Russia in Europe.
1851 (undated) 20.5 x 16 in (52.07 x 40.64 cm)
This is a fine example of Adam and Charles Black's 1851 map of european Russia. The map depicts the european portions of Russia from the Arctic Sea south to the Black Sea and Caspian Sea, and extending west as far as Poland and east as far as Orenburg and Perm, inclusive of the Ukraine. Russia at this time was under the suzerainty of Tzar Alexander the II. Alexander is best known for his liberal reforms including the emancipation Reform of 1861 which liberated Russia's countless serfs and is considered to be the most important event in 19th century Russian history. Various towns, rivers, cities, mountains and several other topographical details are noted with relief shown by hachure. This map was engraved by Sidney Hall and issued as plate nos. XXVII and XXVIII in the 1851 edition of Black's General Atlas of the World.

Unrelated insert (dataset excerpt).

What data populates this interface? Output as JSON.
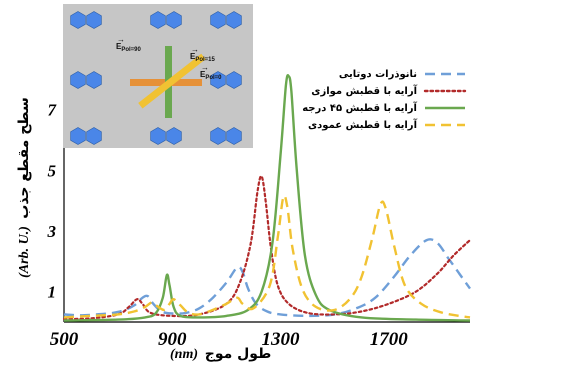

Charles and his uncle Adam Black of Edinburgh, Scotland, founded their publishing firm in 1807. They published a series of maps and atlases throughout the 19th century. In addition to an array of atlases, the Black firm is known for their editions of the Encyclopedia Britannica (1817 - 1826) and the first publishing of Sir Walter Scott's novels in 1854. In 1889 the A. & C. Black publishing house moved to London where it remains in operation to this day.
Sidney Hall (1788 - 1831) was an English engraver and map publisher active in London during the late 18th and early 19th centuries. His earliest imprints, dating to about 1814, suggest a partnership with Michael Thomson, another prominent English map engraver. Hall engraved for most of the prominent London map publishers of his day, including Aaron Arrowsmith, William Faden, William Harwood, and John Thomson, among others. Hall is credited as being one of the earliest adopters of steel plate engraving, a technique that allowed for finer detail and larger print runs due to the exceptional hardness of the medium. Upon his early death - he was only in his 40s - Hall's business was inherited by his wife, Selina Hall, who continued to publish under the imprint, "S. Hall", presumably for continuity. The business eventually passed to Sidney and Selina's nephew Edward Weller, who became extremely prominent in his own right.
Black, A. and C., General Atlas Of The World, (Edinburgh) 1851.
Very good. Minor overall toning. Blank on verso. Minor foxing. Original centerfold.
Rumsey 2305.034 (1854 edition). Philips (atlases) 4334.